As members of Congress explore new technologies like YouTube and Twitter, it’s worth noting some of the interesting consequences this is having on the public’s ability to have access to Congress and the legislative process.
According to Conor Kenny, managing editor of Congresspedia, 33 members of Congress are currently using Twitter, a popular social networking and microblogging service. Twitter allows users to write 140-character posts, intended to answer the question “What are you doing?”. Posts by members of Congress range from live updates from the House floor to more formal posts intended to function as news items. Recently, Rep. John Culberson’s ( R-TX-7 ) used Twitter and the video sharing site Qik to report, from the House floor, the Republicans protest of the House’s failure to hold a vote on energy legislation before the start of the Congressional recess.

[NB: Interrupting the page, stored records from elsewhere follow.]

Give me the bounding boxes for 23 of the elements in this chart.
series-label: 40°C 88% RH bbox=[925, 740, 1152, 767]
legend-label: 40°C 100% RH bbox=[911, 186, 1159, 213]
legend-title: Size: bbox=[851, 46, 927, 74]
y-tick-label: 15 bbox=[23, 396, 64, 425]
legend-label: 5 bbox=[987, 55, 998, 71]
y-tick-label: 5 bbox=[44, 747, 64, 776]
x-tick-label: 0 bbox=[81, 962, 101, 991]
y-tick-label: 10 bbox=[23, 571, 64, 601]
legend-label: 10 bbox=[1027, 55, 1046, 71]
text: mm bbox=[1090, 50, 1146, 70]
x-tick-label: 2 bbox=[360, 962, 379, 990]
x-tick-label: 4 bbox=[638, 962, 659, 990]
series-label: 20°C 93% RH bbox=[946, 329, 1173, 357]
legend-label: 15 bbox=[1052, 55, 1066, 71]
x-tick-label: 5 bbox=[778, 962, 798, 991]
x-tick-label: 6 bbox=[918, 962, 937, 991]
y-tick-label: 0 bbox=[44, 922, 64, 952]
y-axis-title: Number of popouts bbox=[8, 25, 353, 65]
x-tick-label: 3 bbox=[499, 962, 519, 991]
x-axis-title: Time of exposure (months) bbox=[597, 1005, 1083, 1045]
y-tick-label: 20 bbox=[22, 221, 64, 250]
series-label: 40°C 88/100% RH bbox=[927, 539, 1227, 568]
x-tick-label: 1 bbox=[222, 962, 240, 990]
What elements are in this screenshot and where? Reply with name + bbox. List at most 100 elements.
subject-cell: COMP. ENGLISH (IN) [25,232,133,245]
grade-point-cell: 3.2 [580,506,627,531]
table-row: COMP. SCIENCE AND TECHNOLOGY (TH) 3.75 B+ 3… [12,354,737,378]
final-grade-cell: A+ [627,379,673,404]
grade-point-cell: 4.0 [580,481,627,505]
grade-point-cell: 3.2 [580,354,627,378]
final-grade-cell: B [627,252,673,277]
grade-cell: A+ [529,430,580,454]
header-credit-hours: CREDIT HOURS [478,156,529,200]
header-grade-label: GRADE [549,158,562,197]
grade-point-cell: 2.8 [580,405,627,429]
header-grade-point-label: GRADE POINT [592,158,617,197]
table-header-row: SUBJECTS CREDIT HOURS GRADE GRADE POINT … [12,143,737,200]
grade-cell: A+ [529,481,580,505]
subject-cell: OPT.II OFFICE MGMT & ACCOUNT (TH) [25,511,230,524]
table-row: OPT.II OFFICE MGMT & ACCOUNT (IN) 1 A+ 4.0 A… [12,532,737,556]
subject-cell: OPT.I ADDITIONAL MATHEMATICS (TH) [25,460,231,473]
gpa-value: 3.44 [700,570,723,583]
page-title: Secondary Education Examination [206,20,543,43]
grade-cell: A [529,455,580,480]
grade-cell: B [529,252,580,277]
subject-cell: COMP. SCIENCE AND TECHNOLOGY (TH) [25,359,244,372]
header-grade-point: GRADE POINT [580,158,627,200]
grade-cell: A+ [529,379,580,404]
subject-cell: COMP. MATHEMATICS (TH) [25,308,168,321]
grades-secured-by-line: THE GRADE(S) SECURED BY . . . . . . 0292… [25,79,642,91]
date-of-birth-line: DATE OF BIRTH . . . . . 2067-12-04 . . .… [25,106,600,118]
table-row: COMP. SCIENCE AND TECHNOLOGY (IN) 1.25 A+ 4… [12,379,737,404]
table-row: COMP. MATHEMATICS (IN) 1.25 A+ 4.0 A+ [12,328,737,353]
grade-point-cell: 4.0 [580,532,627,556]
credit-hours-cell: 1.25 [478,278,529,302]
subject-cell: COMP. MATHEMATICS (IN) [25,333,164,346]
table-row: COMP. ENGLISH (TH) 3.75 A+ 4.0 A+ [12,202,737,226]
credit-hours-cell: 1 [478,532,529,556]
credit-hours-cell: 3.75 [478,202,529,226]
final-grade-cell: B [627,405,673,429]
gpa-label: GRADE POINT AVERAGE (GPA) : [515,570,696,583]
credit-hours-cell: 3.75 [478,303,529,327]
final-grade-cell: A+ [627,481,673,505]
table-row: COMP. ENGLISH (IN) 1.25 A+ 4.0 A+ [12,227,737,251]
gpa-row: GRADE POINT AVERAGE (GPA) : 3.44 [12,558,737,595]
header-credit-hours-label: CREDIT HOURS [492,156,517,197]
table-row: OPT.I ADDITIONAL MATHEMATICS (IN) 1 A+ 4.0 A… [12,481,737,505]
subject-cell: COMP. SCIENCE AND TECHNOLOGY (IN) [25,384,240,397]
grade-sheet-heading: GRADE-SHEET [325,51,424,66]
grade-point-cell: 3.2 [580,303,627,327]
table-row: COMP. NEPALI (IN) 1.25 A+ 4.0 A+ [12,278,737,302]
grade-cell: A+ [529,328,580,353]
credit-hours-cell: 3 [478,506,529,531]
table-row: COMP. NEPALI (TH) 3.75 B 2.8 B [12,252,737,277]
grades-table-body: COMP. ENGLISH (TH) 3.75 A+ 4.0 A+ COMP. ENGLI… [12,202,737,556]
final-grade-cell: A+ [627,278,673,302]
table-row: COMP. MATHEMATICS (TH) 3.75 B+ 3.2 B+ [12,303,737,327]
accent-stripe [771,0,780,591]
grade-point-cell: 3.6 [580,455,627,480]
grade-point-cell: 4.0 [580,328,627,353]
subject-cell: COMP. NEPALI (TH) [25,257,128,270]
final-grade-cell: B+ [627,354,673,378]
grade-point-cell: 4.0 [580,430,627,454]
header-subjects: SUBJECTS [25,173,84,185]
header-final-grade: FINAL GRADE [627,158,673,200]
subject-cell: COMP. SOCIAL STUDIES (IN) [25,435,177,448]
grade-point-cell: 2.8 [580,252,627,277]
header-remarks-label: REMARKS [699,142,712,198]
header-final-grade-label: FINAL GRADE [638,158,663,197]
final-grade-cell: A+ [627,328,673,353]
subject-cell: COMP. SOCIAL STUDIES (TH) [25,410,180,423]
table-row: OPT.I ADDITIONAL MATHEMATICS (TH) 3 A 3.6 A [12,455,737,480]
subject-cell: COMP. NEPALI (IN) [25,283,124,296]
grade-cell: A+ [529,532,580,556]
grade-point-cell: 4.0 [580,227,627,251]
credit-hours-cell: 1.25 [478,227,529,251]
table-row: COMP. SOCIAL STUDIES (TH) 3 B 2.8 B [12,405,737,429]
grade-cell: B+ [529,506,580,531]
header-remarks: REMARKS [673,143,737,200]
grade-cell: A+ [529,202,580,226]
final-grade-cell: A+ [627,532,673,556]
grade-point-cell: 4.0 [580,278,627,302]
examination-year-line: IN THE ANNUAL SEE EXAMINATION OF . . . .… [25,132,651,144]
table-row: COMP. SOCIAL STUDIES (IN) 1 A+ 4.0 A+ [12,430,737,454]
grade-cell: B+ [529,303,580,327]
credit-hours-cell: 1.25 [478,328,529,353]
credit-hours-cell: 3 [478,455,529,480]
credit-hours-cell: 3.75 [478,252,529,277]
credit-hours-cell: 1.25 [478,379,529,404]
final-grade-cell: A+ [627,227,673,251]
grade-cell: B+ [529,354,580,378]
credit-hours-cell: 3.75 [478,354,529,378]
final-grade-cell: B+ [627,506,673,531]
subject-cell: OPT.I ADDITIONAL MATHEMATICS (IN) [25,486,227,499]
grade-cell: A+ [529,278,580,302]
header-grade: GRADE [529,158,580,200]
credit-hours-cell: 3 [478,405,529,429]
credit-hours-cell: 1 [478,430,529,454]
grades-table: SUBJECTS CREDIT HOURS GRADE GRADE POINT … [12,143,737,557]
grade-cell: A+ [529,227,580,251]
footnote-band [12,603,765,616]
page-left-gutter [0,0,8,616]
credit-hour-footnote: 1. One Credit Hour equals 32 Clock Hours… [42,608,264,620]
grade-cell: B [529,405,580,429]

Congress is currently reconsidering the restrictions placed on Internet usage by members of Congress. A proposal by Rep. Michael E. Capuano ( D-MA-8 ) offers new guidelines for the Franking Commission to restrict member’s use of commercial web sites like YouTube and Twitter unless certain conditions are met. Rep. Capuano’s guidelines include that, “official content should not be posted on a website or page where it may appear with commercial or political information.” House Minority Leader John Boehner ( R-OH-8 ) released a memo criticizing Rep. Capuano’s proposal as an “attack on free speech.”
These latest developments in the use of technology by members of Congress raise many important questions, including the value of non-traditional communications mechanisms, the need for Congress to be more open about its proceedings so that members of the public can have better access to the legislative process, and the importance of balancing innovation with standards to protect the abuse of taxpayer money. This debate will likely continue to play out as new technologies advance and Congress explores how to effectively use them. We’ll keep an eye on how this unfolds.